55 Milliarden Euro an Steuerschulden waren ausstehend, als Theoharis antrat – mehr als ein Viertel des Bruttoinlandprodukts eines Landes, in dem Steuerhinterziehung geradezu als Volkssport betrieben wurde. Die ausländischen Geldgeber, insbesondere EU und IWF, hatten Griechenland gedrängt, einen unabhängigen Steuersekretär einzusetzen, der frei von politischer Einflussnahme agieren kann, und ohne Angst, seinen Job zu verlieren. Er war auf fünf Jahre nicht kündbar.

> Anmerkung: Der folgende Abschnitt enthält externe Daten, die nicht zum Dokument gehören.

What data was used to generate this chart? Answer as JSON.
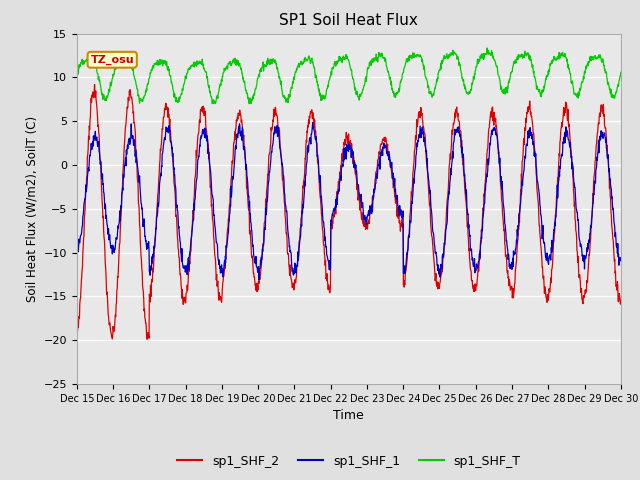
{
  "title": "SP1 Soil Heat Flux",
  "xlabel": "Time",
  "ylabel": "Soil Heat Flux (W/m2), SoilT (C)",
  "ylim": [
    -25,
    15
  ],
  "bg_color": "#e0e0e0",
  "plot_bg_color": "#e8e8e8",
  "grid_color": "white",
  "tz_label": "TZ_osu",
  "tz_box_color": "#ffffcc",
  "tz_text_color": "#cc0000",
  "tz_border_color": "#cc8800",
  "line_colors": {
    "sp1_SHF_2": "#dd0000",
    "sp1_SHF_1": "#0000cc",
    "sp1_SHF_T": "#00cc00"
  },
  "x_tick_labels": [
    "Dec 15",
    "Dec 16",
    "Dec 17",
    "Dec 18",
    "Dec 19",
    "Dec 20",
    "Dec 21",
    "Dec 22",
    "Dec 23",
    "Dec 24",
    "Dec 25",
    "Dec 26",
    "Dec 27",
    "Dec 28",
    "Dec 29",
    "Dec 30"
  ],
  "yticks": [
    -25,
    -20,
    -15,
    -10,
    -5,
    0,
    5,
    10,
    15
  ],
  "legend_labels": [
    "sp1_SHF_2",
    "sp1_SHF_1",
    "sp1_SHF_T"
  ]
}
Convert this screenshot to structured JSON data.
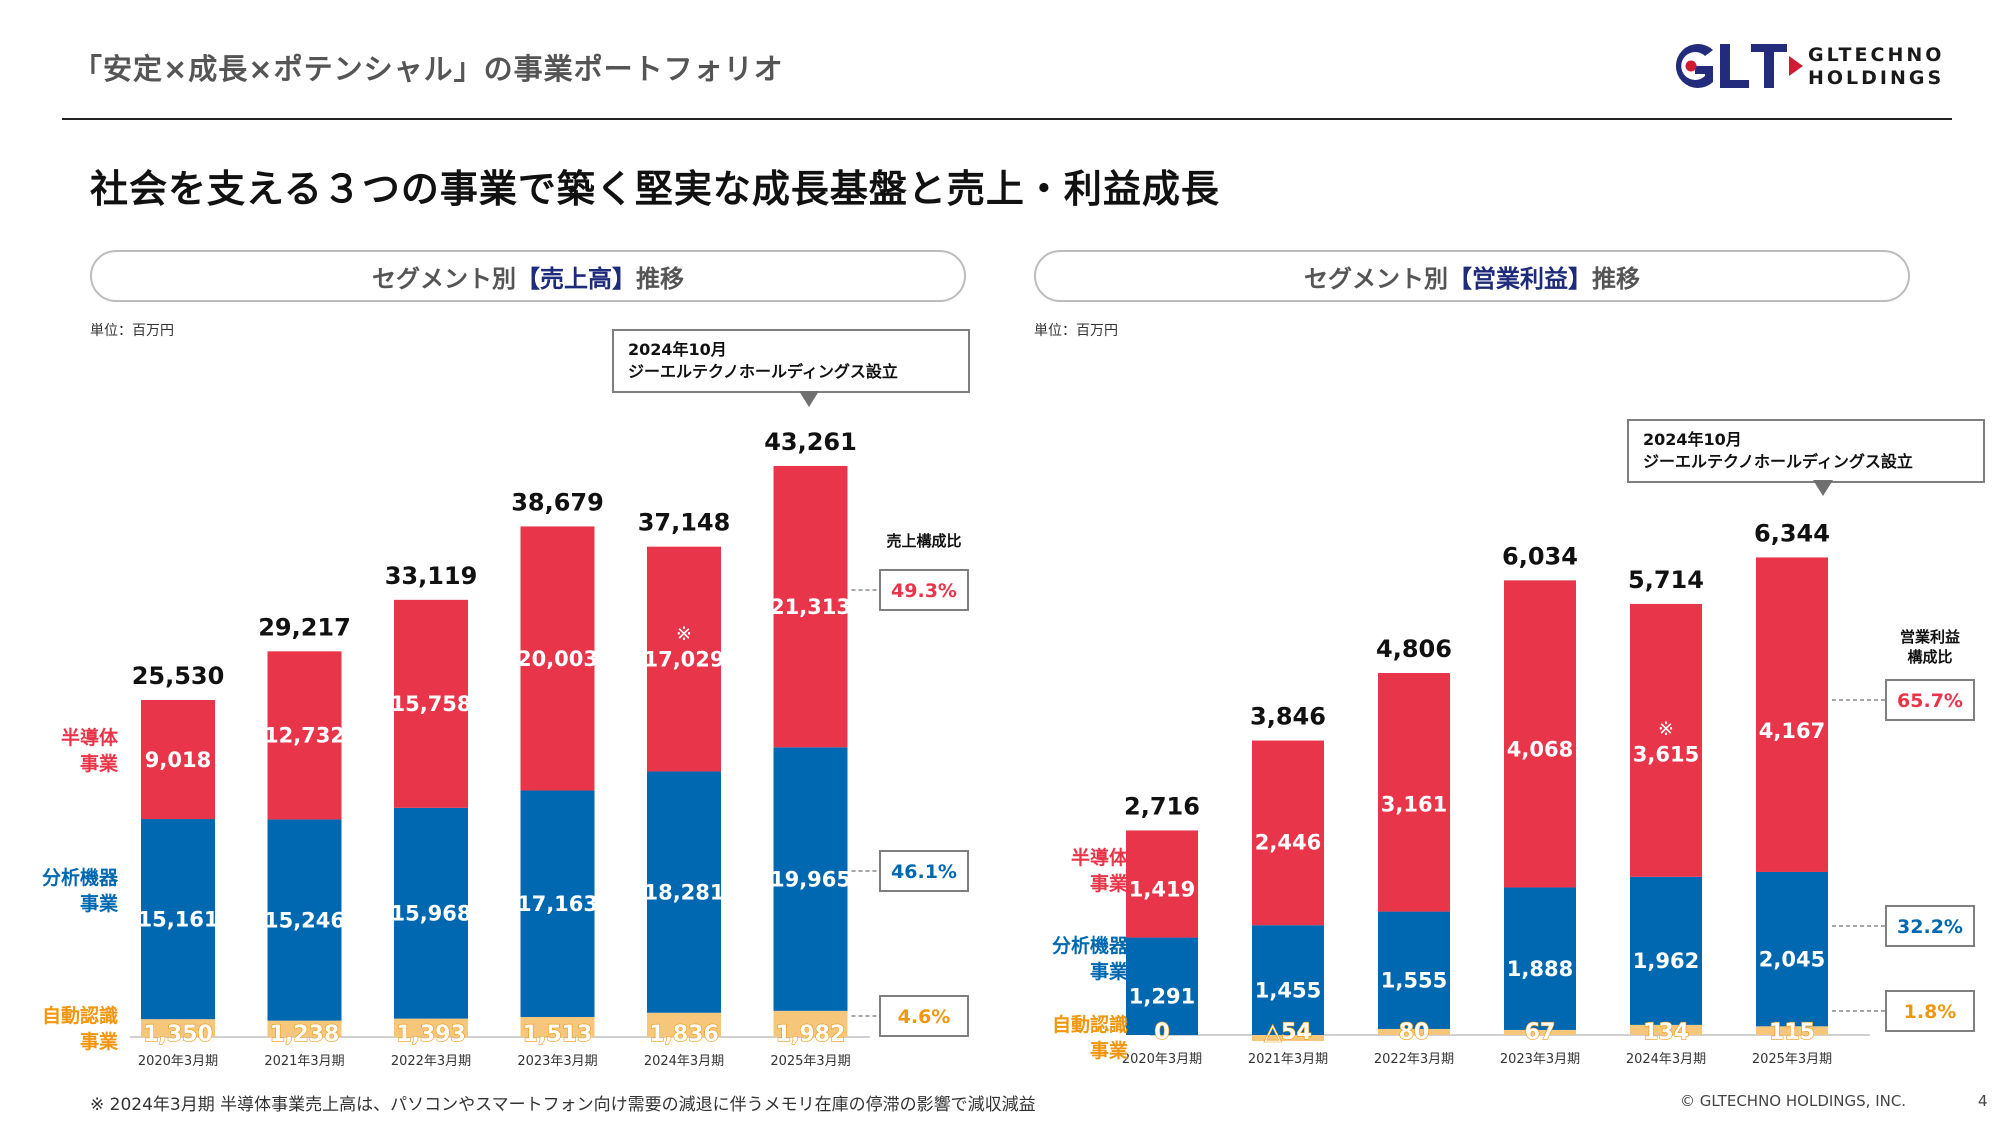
{
  "header": {
    "title": "「安定×成長×ポテンシャル」の事業ポートフォリオ",
    "logo_mark": "GLT",
    "logo_line1": "GLTECHNO",
    "logo_line2": "HOLDINGS"
  },
  "headline": "社会を支える３つの事業で築く堅実な成長基盤と売上・利益成長",
  "colors": {
    "semiconductor": "#e8354a",
    "analytical": "#0068b0",
    "auto_id": "#f6c77a",
    "auto_id_text": "#f0960f",
    "navy": "#1e2a7a",
    "gray_border": "#7f7f7f"
  },
  "segments": [
    {
      "key": "semiconductor",
      "label_line1": "半導体",
      "label_line2": "事業"
    },
    {
      "key": "analytical",
      "label_line1": "分析機器",
      "label_line2": "事業"
    },
    {
      "key": "auto_id",
      "label_line1": "自動認識",
      "label_line2": "事業"
    }
  ],
  "callout": {
    "line1": "2024年10月",
    "line2": "ジーエルテクノホールディングス設立"
  },
  "left_panel": {
    "pill_prefix": "セグメント別 ",
    "pill_highlight": "【売上高】",
    "pill_suffix": "推移",
    "unit": "単位：百万円",
    "ratio_title_line1": "売上構成比",
    "ratio_title_line2": ""
  },
  "right_panel": {
    "pill_prefix": "セグメント別",
    "pill_highlight": "【営業利益】",
    "pill_suffix": "推移",
    "unit": "単位：百万円",
    "ratio_title_line1": "営業利益",
    "ratio_title_line2": "構成比"
  },
  "footnote": "※ 2024年3月期 半導体事業売上高は、パソコンやスマートフォン向け需要の減退に伴うメモリ在庫の停滞の影響で減収減益",
  "copyright": "© GLTECHNO HOLDINGS, INC.",
  "page_number": "4",
  "chart_data": [
    {
      "type": "bar",
      "stacked": true,
      "title": "セグメント別【売上高】推移",
      "unit": "百万円",
      "categories": [
        "2020年3月期",
        "2021年3月期",
        "2022年3月期",
        "2023年3月期",
        "2024年3月期",
        "2025年3月期"
      ],
      "series": [
        {
          "name": "自動認識事業",
          "key": "auto_id",
          "values": [
            1350,
            1238,
            1393,
            1513,
            1836,
            1982
          ],
          "labels": [
            "1,350",
            "1,238",
            "1,393",
            "1,513",
            "1,836",
            "1,982"
          ]
        },
        {
          "name": "分析機器事業",
          "key": "analytical",
          "values": [
            15161,
            15246,
            15968,
            17163,
            18281,
            19965
          ],
          "labels": [
            "15,161",
            "15,246",
            "15,968",
            "17,163",
            "18,281",
            "19,965"
          ]
        },
        {
          "name": "半導体事業",
          "key": "semiconductor",
          "values": [
            9018,
            12732,
            15758,
            20003,
            17029,
            21313
          ],
          "labels": [
            "9,018",
            "12,732",
            "15,758",
            "20,003",
            "17,029",
            "21,313"
          ]
        }
      ],
      "totals": [
        "25,530",
        "29,217",
        "33,119",
        "38,679",
        "37,148",
        "43,261"
      ],
      "note_marks": [
        "",
        "",
        "",
        "",
        "※",
        ""
      ],
      "note_mark_series": "semiconductor",
      "composition_ratio": {
        "semiconductor": "49.3%",
        "analytical": "46.1%",
        "auto_id": "4.6%"
      },
      "callout_category_index": 5,
      "ylim": [
        0,
        45000
      ]
    },
    {
      "type": "bar",
      "stacked": true,
      "title": "セグメント別【営業利益】推移",
      "unit": "百万円",
      "categories": [
        "2020年3月期",
        "2021年3月期",
        "2022年3月期",
        "2023年3月期",
        "2024年3月期",
        "2025年3月期"
      ],
      "series": [
        {
          "name": "自動認識事業",
          "key": "auto_id",
          "values": [
            0,
            -54,
            80,
            67,
            134,
            115
          ],
          "labels": [
            "0",
            "△54",
            "80",
            "67",
            "134",
            "115"
          ]
        },
        {
          "name": "分析機器事業",
          "key": "analytical",
          "values": [
            1291,
            1455,
            1555,
            1888,
            1962,
            2045
          ],
          "labels": [
            "1,291",
            "1,455",
            "1,555",
            "1,888",
            "1,962",
            "2,045"
          ]
        },
        {
          "name": "半導体事業",
          "key": "semiconductor",
          "values": [
            1419,
            2446,
            3161,
            4068,
            3615,
            4167
          ],
          "labels": [
            "1,419",
            "2,446",
            "3,161",
            "4,068",
            "3,615",
            "4,167"
          ]
        }
      ],
      "totals": [
        "2,716",
        "3,846",
        "4,806",
        "6,034",
        "5,714",
        "6,344"
      ],
      "note_marks": [
        "",
        "",
        "",
        "",
        "※",
        ""
      ],
      "note_mark_series": "semiconductor",
      "composition_ratio": {
        "semiconductor": "65.7%",
        "analytical": "32.2%",
        "auto_id": "1.8%"
      },
      "callout_category_index": 5,
      "ylim": [
        0,
        7000
      ]
    }
  ]
}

Vorwurf der «mangelnden Kooperation»
Haris Theoharis blieb gerade einmal eineinhalb Jahre, dann trat er zurück. Seine Begründung: «Ich habe gespürt, dass die Regierung zunehmend populistische Prioritäten setzte, während ich die Schlagkraft der Verwaltung erhöhen wollte». Unbestritten ist, dass die Regierung Druck aufsetzte auf Theoharis, offiziell wurde ihm «mangelnde Kooperation» mit Regierungsstellen vorgeworfen – und damit genau das, wofür er eingesetzt worden war.

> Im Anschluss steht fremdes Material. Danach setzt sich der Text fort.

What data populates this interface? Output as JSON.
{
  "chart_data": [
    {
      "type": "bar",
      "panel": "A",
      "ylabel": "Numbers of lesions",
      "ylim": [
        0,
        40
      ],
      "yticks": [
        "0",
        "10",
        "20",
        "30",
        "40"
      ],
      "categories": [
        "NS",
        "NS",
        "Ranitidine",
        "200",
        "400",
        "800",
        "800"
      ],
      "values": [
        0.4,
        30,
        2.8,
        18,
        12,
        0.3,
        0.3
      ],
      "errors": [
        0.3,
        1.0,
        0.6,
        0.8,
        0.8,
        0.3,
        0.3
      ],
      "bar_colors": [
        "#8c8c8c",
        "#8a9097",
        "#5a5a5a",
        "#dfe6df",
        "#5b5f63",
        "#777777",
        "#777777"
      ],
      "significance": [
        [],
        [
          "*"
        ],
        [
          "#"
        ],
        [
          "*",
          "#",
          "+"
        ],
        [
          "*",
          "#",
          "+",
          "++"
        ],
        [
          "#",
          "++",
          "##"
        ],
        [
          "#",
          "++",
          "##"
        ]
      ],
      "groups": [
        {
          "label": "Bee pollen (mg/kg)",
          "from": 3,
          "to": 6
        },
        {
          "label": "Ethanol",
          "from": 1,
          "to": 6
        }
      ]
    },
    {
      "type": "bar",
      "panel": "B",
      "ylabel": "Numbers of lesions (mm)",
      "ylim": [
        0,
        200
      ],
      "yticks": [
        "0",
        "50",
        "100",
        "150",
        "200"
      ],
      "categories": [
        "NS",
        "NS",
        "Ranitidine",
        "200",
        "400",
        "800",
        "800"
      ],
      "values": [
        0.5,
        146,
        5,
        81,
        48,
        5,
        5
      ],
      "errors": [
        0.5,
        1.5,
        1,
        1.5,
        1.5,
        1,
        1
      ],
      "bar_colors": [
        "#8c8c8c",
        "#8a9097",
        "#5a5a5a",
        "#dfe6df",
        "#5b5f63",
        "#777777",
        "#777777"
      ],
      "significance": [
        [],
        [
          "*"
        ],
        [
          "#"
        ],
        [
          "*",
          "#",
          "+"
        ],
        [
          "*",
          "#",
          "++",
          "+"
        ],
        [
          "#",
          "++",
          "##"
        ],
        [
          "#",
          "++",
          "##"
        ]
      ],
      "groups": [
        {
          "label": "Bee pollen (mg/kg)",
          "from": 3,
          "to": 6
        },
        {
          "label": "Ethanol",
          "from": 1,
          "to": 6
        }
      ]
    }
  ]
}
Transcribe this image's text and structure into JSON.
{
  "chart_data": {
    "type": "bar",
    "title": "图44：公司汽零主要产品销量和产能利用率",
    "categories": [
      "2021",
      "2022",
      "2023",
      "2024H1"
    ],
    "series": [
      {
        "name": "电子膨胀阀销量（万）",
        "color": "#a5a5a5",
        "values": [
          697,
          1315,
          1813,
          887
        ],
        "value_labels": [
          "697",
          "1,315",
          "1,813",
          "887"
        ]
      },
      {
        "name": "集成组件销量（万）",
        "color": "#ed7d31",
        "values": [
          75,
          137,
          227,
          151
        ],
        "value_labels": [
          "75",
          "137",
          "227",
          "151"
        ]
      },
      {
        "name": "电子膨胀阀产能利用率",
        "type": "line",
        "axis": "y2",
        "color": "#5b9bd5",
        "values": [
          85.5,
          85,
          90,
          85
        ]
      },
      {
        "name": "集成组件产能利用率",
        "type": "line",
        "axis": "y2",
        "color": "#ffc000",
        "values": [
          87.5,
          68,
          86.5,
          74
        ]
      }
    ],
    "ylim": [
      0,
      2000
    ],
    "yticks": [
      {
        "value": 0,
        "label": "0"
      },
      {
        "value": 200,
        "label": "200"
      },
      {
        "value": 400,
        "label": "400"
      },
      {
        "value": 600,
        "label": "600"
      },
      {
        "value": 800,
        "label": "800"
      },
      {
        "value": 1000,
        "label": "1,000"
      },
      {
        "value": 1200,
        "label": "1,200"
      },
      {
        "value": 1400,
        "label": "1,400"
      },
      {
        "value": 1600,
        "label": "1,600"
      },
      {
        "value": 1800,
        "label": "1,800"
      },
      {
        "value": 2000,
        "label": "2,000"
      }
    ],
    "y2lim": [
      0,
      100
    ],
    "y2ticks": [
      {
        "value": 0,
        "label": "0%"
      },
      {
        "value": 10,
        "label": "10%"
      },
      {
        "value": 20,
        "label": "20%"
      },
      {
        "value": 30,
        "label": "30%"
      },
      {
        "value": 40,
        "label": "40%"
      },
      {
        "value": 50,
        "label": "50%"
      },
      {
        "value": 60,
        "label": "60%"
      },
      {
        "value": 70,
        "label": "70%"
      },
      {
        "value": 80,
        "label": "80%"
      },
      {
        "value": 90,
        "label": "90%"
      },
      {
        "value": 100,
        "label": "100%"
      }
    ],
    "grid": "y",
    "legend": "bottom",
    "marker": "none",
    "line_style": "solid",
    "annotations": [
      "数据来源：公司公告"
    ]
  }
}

Dabei sprechen die Zahlen für Theoharis. 2014 erzielte Griechenland einen Primärüberschuss und konnte damit erstmals seit vielen Jahren seine Ausgaben (ohne Schuldzinsen) mit den laufenden Einnahmen decken. Theoharis, einst Banker bei Lehman Brothers in London, sorgte dafür, dass mittlerweile 97 Prozent aller Steuererklärungen elektronisch eingereicht werden können. Er erwirkte, dass seine Mannschaft direkten Einblick in Bankdaten erhielt, um Steuerhinterziehern auf die Spur zu kommen.

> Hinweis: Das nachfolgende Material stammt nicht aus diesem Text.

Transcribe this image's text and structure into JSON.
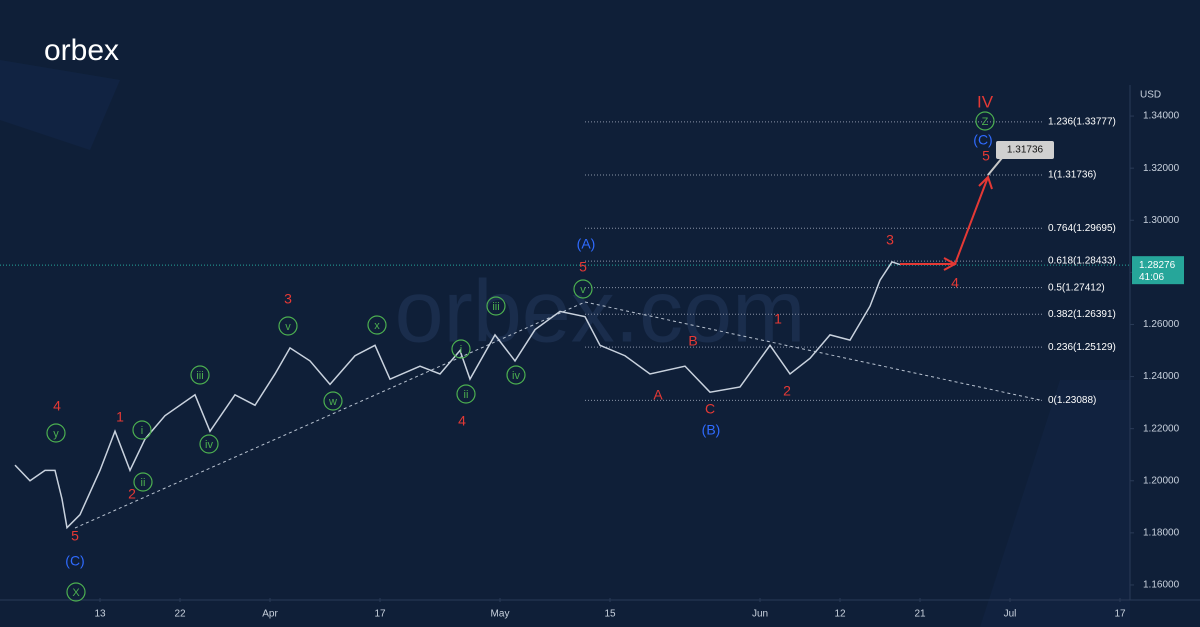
{
  "chart_data": {
    "type": "line",
    "logo": "orbex",
    "watermark": "orbex.com",
    "y_unit": "USD",
    "color": "#c9d2de",
    "x": [
      1.5,
      3,
      4.5,
      5.5,
      6.2,
      6.7,
      8,
      10,
      11.5,
      13,
      14.5,
      16.5,
      19.5,
      21,
      23.5,
      25.5,
      27.5,
      29,
      31,
      33,
      35.5,
      37.5,
      39,
      42,
      44,
      46,
      47,
      49.5,
      51.5,
      53.5,
      56,
      58.5,
      60,
      62.5,
      65,
      68.5,
      71,
      74,
      77,
      79,
      81,
      83,
      85,
      87,
      88,
      89.2,
      90
    ],
    "values": [
      1.206,
      1.2,
      1.204,
      1.204,
      1.193,
      1.182,
      1.187,
      1.204,
      1.219,
      1.204,
      1.216,
      1.225,
      1.233,
      1.219,
      1.233,
      1.229,
      1.241,
      1.251,
      1.246,
      1.237,
      1.248,
      1.252,
      1.239,
      1.244,
      1.241,
      1.25,
      1.239,
      1.256,
      1.246,
      1.258,
      1.265,
      1.263,
      1.252,
      1.248,
      1.241,
      1.244,
      1.234,
      1.236,
      1.252,
      1.241,
      1.247,
      1.256,
      1.254,
      1.267,
      1.277,
      1.284,
      1.283
    ],
    "xlim": [
      0,
      113
    ],
    "xticks": [
      {
        "value": 10,
        "label": "13"
      },
      {
        "value": 18,
        "label": "22"
      },
      {
        "value": 27,
        "label": "Apr"
      },
      {
        "value": 38,
        "label": "17"
      },
      {
        "value": 50,
        "label": "May"
      },
      {
        "value": 61,
        "label": "15"
      },
      {
        "value": 76,
        "label": "Jun"
      },
      {
        "value": 84,
        "label": "12"
      },
      {
        "value": 92,
        "label": "21"
      },
      {
        "value": 101,
        "label": "Jul"
      },
      {
        "value": 112,
        "label": "17"
      }
    ],
    "ylim": [
      1.155,
      1.35
    ],
    "yticks": [
      {
        "value": 1.16,
        "label": "1.16000"
      },
      {
        "value": 1.18,
        "label": "1.18000"
      },
      {
        "value": 1.2,
        "label": "1.20000"
      },
      {
        "value": 1.22,
        "label": "1.22000"
      },
      {
        "value": 1.24,
        "label": "1.24000"
      },
      {
        "value": 1.26,
        "label": "1.26000"
      },
      {
        "value": 1.28,
        "label": "1.28000"
      },
      {
        "value": 1.3,
        "label": "1.30000"
      },
      {
        "value": 1.32,
        "label": "1.32000"
      },
      {
        "value": 1.34,
        "label": "1.34000"
      }
    ],
    "fib_levels": [
      {
        "value": 1.23088,
        "label": "0(1.23088)"
      },
      {
        "value": 1.25129,
        "label": "0.236(1.25129)"
      },
      {
        "value": 1.26391,
        "label": "0.382(1.26391)"
      },
      {
        "value": 1.27412,
        "label": "0.5(1.27412)"
      },
      {
        "value": 1.28433,
        "label": "0.618(1.28433)"
      },
      {
        "value": 1.29695,
        "label": "0.764(1.29695)"
      },
      {
        "value": 1.31736,
        "label": "1(1.31736)"
      },
      {
        "value": 1.33777,
        "label": "1.236(1.33777)"
      }
    ],
    "price_tag": {
      "value": 1.28276,
      "label": "1.28276",
      "countdown": "41:06"
    },
    "target": {
      "value": 1.31736,
      "label": "1.31736"
    },
    "wave_labels": [
      {
        "text": "4",
        "color": "#e53935"
      },
      {
        "text": "1",
        "color": "#e53935"
      },
      {
        "text": "2",
        "color": "#e53935"
      },
      {
        "text": "5",
        "color": "#e53935"
      },
      {
        "text": "3",
        "color": "#e53935"
      },
      {
        "text": "4",
        "color": "#e53935"
      },
      {
        "text": "5",
        "color": "#e53935"
      },
      {
        "text": "A",
        "color": "#e53935"
      },
      {
        "text": "B",
        "color": "#e53935"
      },
      {
        "text": "C",
        "color": "#e53935"
      },
      {
        "text": "1",
        "color": "#e53935"
      },
      {
        "text": "2",
        "color": "#e53935"
      },
      {
        "text": "3",
        "color": "#e53935"
      },
      {
        "text": "4",
        "color": "#e53935"
      },
      {
        "text": "5",
        "color": "#e53935"
      },
      {
        "text": "IV",
        "color": "#e53935"
      },
      {
        "text": "(C)",
        "color": "#2f6bff"
      },
      {
        "text": "(A)",
        "color": "#2f6bff"
      },
      {
        "text": "(B)",
        "color": "#2f6bff"
      },
      {
        "text": "(C)",
        "color": "#2f6bff"
      }
    ],
    "circled_labels": [
      {
        "text": "y",
        "color": "#4caf50"
      },
      {
        "text": "X",
        "color": "#4caf50"
      },
      {
        "text": "i",
        "color": "#4caf50"
      },
      {
        "text": "ii",
        "color": "#4caf50"
      },
      {
        "text": "iii",
        "color": "#4caf50"
      },
      {
        "text": "iv",
        "color": "#4caf50"
      },
      {
        "text": "v",
        "color": "#4caf50"
      },
      {
        "text": "w",
        "color": "#4caf50"
      },
      {
        "text": "x",
        "color": "#4caf50"
      },
      {
        "text": "i",
        "color": "#4caf50"
      },
      {
        "text": "ii",
        "color": "#4caf50"
      },
      {
        "text": "iii",
        "color": "#4caf50"
      },
      {
        "text": "iv",
        "color": "#4caf50"
      },
      {
        "text": "v",
        "color": "#4caf50"
      },
      {
        "text": "Z",
        "color": "#4caf50"
      }
    ]
  }
}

Er nahm es mit unzähligen Freiberuflern und Kleinunternehmen auf, und mit Reichen, die vom Steuerzahlen nichts halten. Rückblickend hat er gar etwas Verständnis für deren Haltung: «Ich kann nachvollziehen, wenn Menschen keine Steuern zahlen wollen, solange die einen zahlen und jene, die nicht zahlen, nicht belangt werden. Aber genau das wollten wir ja ändern, indem wir das System strikter machten.» Er tat dies mit einem Eifer, der der Regierung im Sommer 2014 zu viel wurde.
Hoffnung auf baldige Rückkehr zerschlagen
Der Athener Wirtschaftssoziologe Alexandros Kyrtsis hat Theoharis‘ Arbeit verfolgt und kommt zum Schluss: «Theoharis hatte nie Angst, seinen Job zu verlieren. Er wusste, dass er jederzeit in den Finanzzentren dieser Welt wieder einen Job finden kann». Deshalb habe er auch den Mut gehabt, die neuen Steuergesetze so pedantisch anzuwenden, «und diese Art war bei Politikern nicht beliebt».
Haris Theoharis hatte sich Hoffnungen gemacht, bald wieder an die Schalthebel zurückzukehren. Er hatte für die gestrigen Wahlen kandidiert, auf der Liste der Zentrumspartei To Potami – und damit gegen die Regierung der Nea Demokratie, für die er einst arbeitete. To Potami holte als viertstärkste Kraft 5,8 Prozent der Stimmen. Die Aussicht, ein möglicher Koalitionspartner der Wahlsiegerin Syriza zu werden, existiert seit heute nicht mehr: Jene hat sich laut Medienberichten auf eine Koalitionsregierung mit den rechtspopulistischen Unabhängigen Griechen geeinigt.